A febre do pistache resultou em uma verdadeira revolução nas prateleiras. Hoje, é possível encontrar a semente em ovos de Páscoa, pavês, brownies, trufas, tortas, pães, barras de chocolate, sorvetes, cheesecakes e até no pão de queijo. Além disso, surgiram o Festival do Pistache e o Dia Nacional do Pistache, iniciativas que ajudam a manter o produto em alta nas redes sociais e na mente dos consumidores.
Para pequenos e médios empreendedores, a tendência representa uma janela de oportunidade.
“Quem entende o novo comportamento do consumidor e oferece rapidamente produtos alinhados a essas tendências sai na frente dos concorrentes”, aponta Ribeiro. Mas ela faz um alerta: “É preciso planejamento. Não adianta apenas seguir a moda. O produto precisa ter apelo comercial e estar alinhado ao gosto do cliente”.
Ribeiro também recomenda atenção ao comportamento do consumidor dentro do próprio nicho de atuação. “A chave está em combinar a alta de demanda com aquilo que o cliente já busca. Não é necessário lançar um produto só por medo de ficar de fora, isso pode levar a desperdícios e prejuízos.”

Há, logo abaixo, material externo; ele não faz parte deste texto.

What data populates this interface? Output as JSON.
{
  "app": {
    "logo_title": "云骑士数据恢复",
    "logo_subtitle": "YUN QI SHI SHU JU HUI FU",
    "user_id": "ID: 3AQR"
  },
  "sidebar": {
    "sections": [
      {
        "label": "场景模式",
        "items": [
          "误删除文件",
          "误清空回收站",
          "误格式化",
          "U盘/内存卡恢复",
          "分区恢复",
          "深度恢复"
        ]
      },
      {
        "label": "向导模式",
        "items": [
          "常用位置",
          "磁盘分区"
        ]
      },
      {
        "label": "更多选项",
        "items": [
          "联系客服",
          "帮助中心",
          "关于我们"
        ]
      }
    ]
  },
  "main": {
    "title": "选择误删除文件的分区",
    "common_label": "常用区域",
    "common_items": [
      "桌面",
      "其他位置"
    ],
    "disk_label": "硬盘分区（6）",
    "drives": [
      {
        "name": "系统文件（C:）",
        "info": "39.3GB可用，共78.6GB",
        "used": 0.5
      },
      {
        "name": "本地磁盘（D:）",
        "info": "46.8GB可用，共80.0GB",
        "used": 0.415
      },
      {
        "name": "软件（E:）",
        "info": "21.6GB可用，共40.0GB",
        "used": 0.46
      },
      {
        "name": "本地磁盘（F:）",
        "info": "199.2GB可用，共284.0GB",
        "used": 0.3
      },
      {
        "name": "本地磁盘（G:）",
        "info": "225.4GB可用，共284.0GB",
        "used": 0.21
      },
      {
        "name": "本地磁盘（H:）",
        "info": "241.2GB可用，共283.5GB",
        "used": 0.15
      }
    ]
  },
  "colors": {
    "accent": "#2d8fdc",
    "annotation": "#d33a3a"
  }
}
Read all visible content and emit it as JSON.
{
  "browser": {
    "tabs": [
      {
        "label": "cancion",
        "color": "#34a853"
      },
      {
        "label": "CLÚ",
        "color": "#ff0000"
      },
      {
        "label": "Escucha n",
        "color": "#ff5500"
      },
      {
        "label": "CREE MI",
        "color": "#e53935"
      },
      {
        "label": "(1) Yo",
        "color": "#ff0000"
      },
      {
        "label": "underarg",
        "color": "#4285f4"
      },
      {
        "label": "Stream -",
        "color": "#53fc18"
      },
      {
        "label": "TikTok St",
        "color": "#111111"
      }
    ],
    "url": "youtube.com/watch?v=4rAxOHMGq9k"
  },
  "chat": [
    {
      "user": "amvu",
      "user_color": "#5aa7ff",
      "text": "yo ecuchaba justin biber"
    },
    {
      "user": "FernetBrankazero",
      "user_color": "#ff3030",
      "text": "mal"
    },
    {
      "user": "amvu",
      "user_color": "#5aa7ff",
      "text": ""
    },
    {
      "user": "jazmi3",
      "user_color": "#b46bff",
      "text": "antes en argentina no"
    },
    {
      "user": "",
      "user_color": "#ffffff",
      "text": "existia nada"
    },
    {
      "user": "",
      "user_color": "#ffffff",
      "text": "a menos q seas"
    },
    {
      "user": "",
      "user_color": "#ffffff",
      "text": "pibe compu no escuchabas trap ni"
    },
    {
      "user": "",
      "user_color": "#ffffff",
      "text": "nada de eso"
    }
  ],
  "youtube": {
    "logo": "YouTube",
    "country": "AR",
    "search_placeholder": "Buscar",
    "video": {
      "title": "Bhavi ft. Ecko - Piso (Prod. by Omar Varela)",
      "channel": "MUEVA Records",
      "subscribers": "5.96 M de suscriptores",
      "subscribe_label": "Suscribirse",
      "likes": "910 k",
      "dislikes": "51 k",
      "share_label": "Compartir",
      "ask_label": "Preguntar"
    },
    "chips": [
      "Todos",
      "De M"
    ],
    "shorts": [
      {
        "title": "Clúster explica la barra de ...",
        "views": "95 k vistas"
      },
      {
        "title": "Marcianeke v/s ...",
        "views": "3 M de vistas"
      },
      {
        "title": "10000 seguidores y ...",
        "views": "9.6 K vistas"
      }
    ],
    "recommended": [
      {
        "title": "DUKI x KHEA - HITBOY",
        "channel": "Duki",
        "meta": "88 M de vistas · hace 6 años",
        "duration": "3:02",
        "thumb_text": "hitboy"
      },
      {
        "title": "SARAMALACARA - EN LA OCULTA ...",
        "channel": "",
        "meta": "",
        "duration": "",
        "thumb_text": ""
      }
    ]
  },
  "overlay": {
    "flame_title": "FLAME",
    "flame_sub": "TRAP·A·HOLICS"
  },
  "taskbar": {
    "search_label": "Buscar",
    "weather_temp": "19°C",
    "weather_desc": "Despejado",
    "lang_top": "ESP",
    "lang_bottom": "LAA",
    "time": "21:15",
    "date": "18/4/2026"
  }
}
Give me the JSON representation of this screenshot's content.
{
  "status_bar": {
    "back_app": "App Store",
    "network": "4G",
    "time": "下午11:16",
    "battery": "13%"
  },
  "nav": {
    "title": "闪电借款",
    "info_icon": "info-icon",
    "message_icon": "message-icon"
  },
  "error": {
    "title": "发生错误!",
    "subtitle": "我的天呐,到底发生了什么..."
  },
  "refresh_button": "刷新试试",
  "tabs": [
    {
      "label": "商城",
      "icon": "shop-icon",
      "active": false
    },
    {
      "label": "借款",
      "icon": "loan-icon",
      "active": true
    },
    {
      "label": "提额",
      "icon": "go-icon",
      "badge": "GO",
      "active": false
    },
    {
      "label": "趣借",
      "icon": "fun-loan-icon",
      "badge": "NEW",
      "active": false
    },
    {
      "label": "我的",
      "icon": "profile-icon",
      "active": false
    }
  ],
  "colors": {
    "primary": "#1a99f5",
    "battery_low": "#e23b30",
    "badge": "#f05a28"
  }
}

Por que o Brasil não planta pistache?
Apesar da explosão de consumo, o Brasil ainda não produz pistache. A Embrapa Agroindústria Tropical, no entanto, quer mudar esse cenário. A estatal prepara um projeto-piloto de cultivo da semente no Ceará, previsto para começar em 2027, com apoio da Federação da Agricultura e Pecuária do estado.
A ideia é “tropicalizar” a planta, que tem origem no Oriente Médio e exige frio intenso no inverno para florescer adequadamente — uma condição rara no semiárido nordestino. A iniciativa prevê parcerias com o Nut Crops Research Center, da Universidade da Califórnia, referência mundial no cultivo da oleaginosa.
Segundo Gustavo Saavedra, chefe da unidade da Embrapa em Fortaleza, o processo é longo. “Estamos falando de 10 a 15 anos de pesquisa e adaptação. É necessário superar barreiras burocráticas, como a importação de material genético e sua aprovação no Brasil, além de entender os ciclos de florescimento e frutificação da planta em clima tropical”, disse ao O Globo.
Se der certo, o Brasil poderá começar a colher pistache entre 2035 e 2040 — o que pode transformar completamente o perfil da produção nacional de oleaginosas e reduzir a dependência das importações.
LEIA MAIS:
Dieta Plant-based vai além do modismo
Alimento, remédio ou doença: os fungos estão em mais lugares do que você imagina
Tendência global
O fenômeno brasileiro faz parte de um movimento mais amplo. O pistache também vem conquistando espaço em mercados como Índia, China e países da América Latina. A versatilidade da semente — rica em proteínas, fibras e antioxidantes — ajuda a impulsionar seu consumo em produtos doces e salgados, além de atrair consumidores preocupados com alimentação saudável.
Maganã, do Rabobank, observa que a expectativa é de que os Estados Unidos atinjam o pico da produção em 2028, quando o número de árvores adultas estabilizará.
“Com o aumento da oferta, criar demanda com campanhas bem direcionadas será essencial para manter preços e garantir rentabilidade aos produtores”, afirma.